STEP 1 PREPARATION 準備 第1章 マインドセットと基礎知識習得

「巻き込み力」を発揮するには5つの力が必要

巻き込み力は「妄想力・問題定義力・意志発信力・人間力・実行継続力」の5つの総合力で発揮される。顧客のあるべき未来を妄想し(妄想力)、そこから解くべき問題を定義し(問題定義力)、ストーリーとして発信し続け(意志発信力)、信頼される人間力を持ち(人間力)、最後まで諦めずに動き続ける(実行継続力)。この5つが揃って初めて周囲を動かすことができる。

巻き込み力の第一の柱は「妄想力」だ。顧客のあるべき未来の姿を自由に妄想する能力で、根拠やエビデンスは必要ない。未来は「予測不可能」という前提に立って、ムーンショットな夢物語を描く。あるべき未来を定義してはじめて、現実とのギャップとしての「問題」が明確になる。この問題定義こそがイノベーションの核心であり、課題(問題を解決するための階段)とは明確に区別する必要がある。

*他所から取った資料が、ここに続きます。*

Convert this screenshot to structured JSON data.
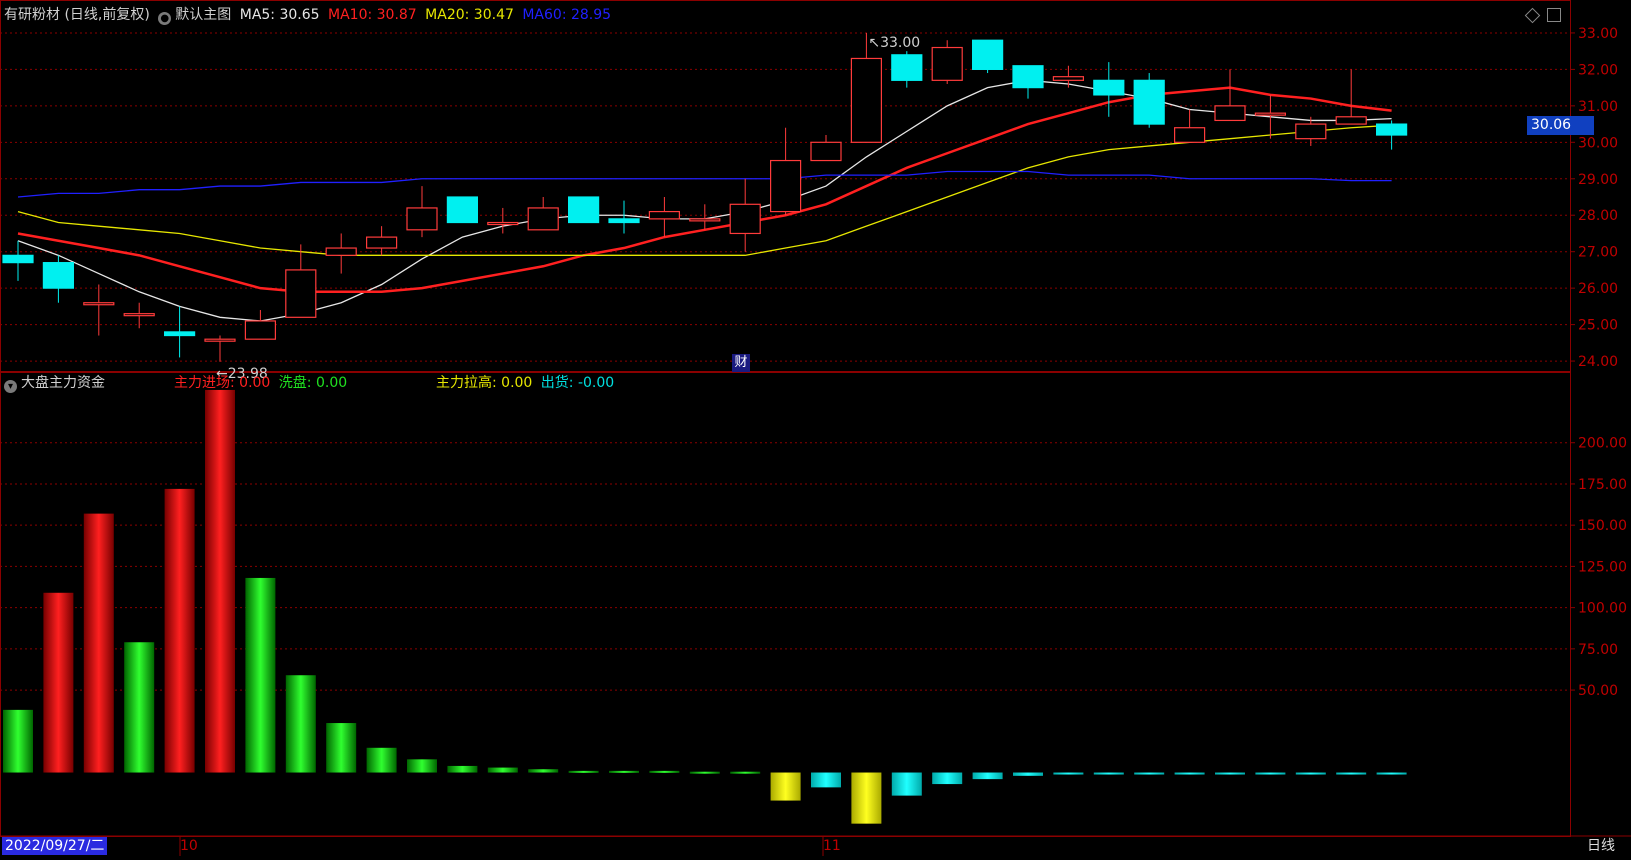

意志発信力は、なぜこの問題に取り組むのかをストーリーで語る力だ。ドラマは第1話から見てこそ最終話で泣けるように、「なぜこの問題を解こうとしているのか」という背景とストーリーを繰り返し発信することで、最初は冷めた目で見ていた人にもワクワクが伝播する。人間力は周囲を動かす信頼の土台であり、普段の仕事で成果を出し、人柄を磨くことで初めて「あなただからついていく」と言ってもらえる。

最後の実行継続力は、主体的に動き始めて最後までやり遂げる力だ。「あいつ、あれだけ失敗しているのにめげないな」と背中で語ることで、共感した人が協力者に変わっていく。役員やキーマンを巻き込めていない責任は自分にある——自責の意識を持つ人だからこそ、この5つの力を発揮してファーストペンギンになれる。